The Big Idea: Kat Howard

For An Unkindness of Magicians, author Kat Howard decided to go about things… well, just a little differently. She’s here to tell you why doing it that way made sense for her novel.


This is a book that began with an ending.

Not the ending of the book–No, that took me a number of drafts to actually know. But the ending of magic.

An excantation.

It’s a word so archaic that I had to add it to my computer’s dictionary. I don’t even precisely remember where I first read it – maybe it flashed across my twitter stream  or maybe it popped into my inbox as a word-a-day offering. It’s a kind of disenchantment, done by a countercharm. Magic to end magic. I read that definition, and my hair stood on end, and I knew I had a book. A book about an ending of magic.

Except a book isn’t only an ending. I needed a why: why would magic be ending? I thought about what I knew about magic, about what made magic real and true, about what made magic matter. Magic, I thought, should take work. It should have consequences. To paraphrase Peter S. Beagle’s The Last Unicorn, magic should not be something you can get by tearing out someone else’s liver.

An Unkindness of Magicians is about what happens when magic is paid for with someone else’s liver.

And not just by one person. By an entire society, for multiple generations.

There is, of course, more to it than that, because even with the why, An Unkindness of Magicians is about more than simply an ending of magic, more than the abomination of magic that led up to the events of the story. People tend to not be happy when their power is taken away, particularly when they see that power as something they deserve.

An Unkindness of Magicians is about many kinds of endings:

  • Of friendship, when you discover a person is not who you thought they were.
  • Of familial bonds, when you learn that who you are matters less than what you could be used for.
  • Of a place that is a prison made sentient.
  • Of a terror that has stalked a community and of a system that simply looks the other way.

And yes, about an ending of magic.


An Unkindness of Magicians: Amazon|Barnes & Noble|Indiebound|Powell’s

Read an excerpt. Visit the author’s site. Follow her on Twitter.

5 Comments on “The Big Idea: Kat Howard”

  1. A whiter shade of pale; hard to read and yet that’s neat cover art and type usage.
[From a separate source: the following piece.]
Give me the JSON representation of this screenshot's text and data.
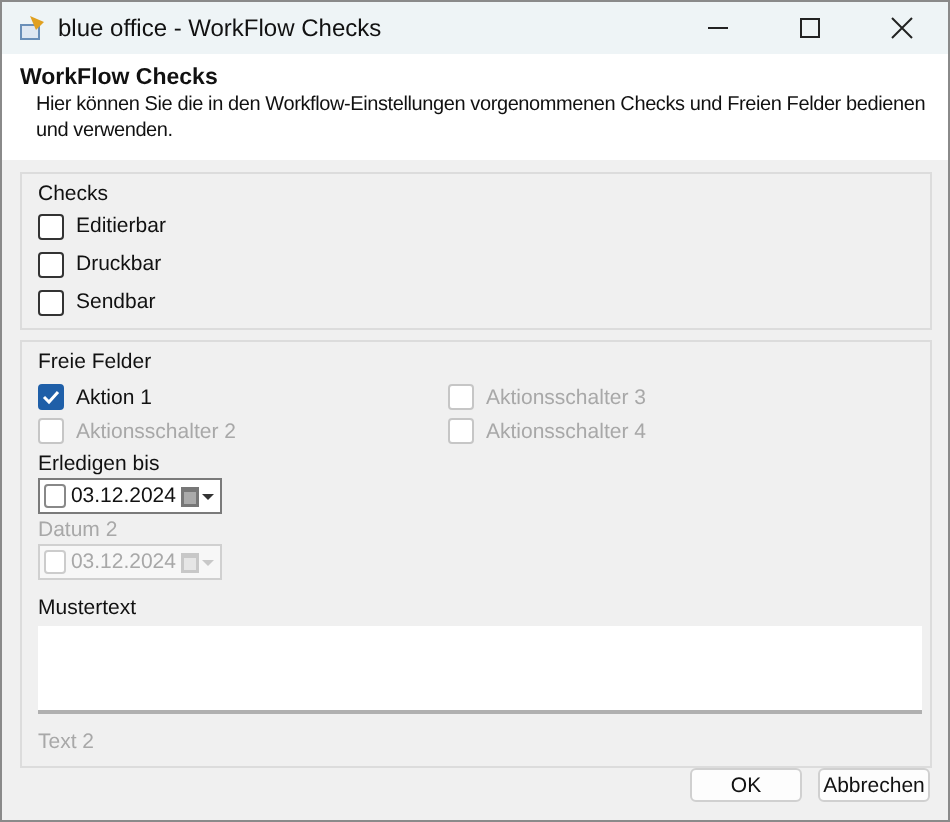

    Magic is such a strange thing. Even when you’re a fan of science, and in a time when science is getting less credence, still, we have a certain capacity for the sense of the magical, or the sense of wonder, the need for what is miraculous, beyond understanding, beautiful, wonderful, and we see both “good” and “evil,” maybe, at work in the world. (We also see random chance, the unexplainable, or what is not evil but natural forces too big for humans to combat effectively right away. And we see people who act with malice, as well as people who act with empathy and caring, compassion. There are things we can’t explain yet, or maybe ever. Some things, we can’t prove or disprove with science. so that means there’s more to all this stuff than we know how to deal with yet.

    I think we all need a good story with magic sometimes, the chance to let our minds play back in that childhood way, or the sense of wonder, where anything might be possible. Aw, heck, nothing wrong with dragons or elves, for instance, wizards and knights and such. (Hey, I personally wouldn’t mind if the handsome prince and the trusty young squire like each other, but that’s a whole ‘other thing.)

    I do prefer magic stories, or fantasies, to be believable, realistic, plausible. In other words, it should be internally consistent. A fantasy or a story about magic needs guidelines to how its story-universe works. To me, that’s one of the things that makes good storytelling, a good magic or fantasy story, as opposed to bad writing.

    It sounds like this story, the writer knows that.


    The comments about relationships that turn out to be not what we thought they were, a sense of personal or group loss — ouch. I have had that at a few points in life, from people and events I did not expect. I still don’t know what to make of some of that. It still has had a big impact on me. (And I’m leaving it at that, to avoid a rant or tangent way off-topic.)

    I guess to me, stories involving magic tend to be about making choices and morality, or how to deal with the inexplicable. Those stories are needed. Whether we are kids just learning how to deal with the world and people, or whether we are adults still grappling with that (hmm, funny how that doesn’t change much with age, it just changes in quality or degree), we still need ways to consider those things and rethink things.

    Hmm, and sometimes, we just need to relax and be entertained, with some thoughtful stuff worked in there so there’s something to the story while we’re entertained.

    Not sure I have anything much useful to add my two cents. Just rambling today. (I need sleep, my brain feels like jello. So if I was rambling too much, that’s why. Too little sleep, but I need to be up and doing.)

  2. “It’s a word so archaic that I had to add it to my computer’s dictionary.”
    I have to add pretty much everything to word processor and web browser spell checkers these days. I think wistfully of the days of WordPerfect 4.2 for DOS and a spellchecker with more than a couple thousand words…

  3. OK, I don’t know who came up with the title (you or your publisher), but that is such an evocative title, that combined with “excantation” it’s gotten this book on my to-read list! The art is pretty sweet too.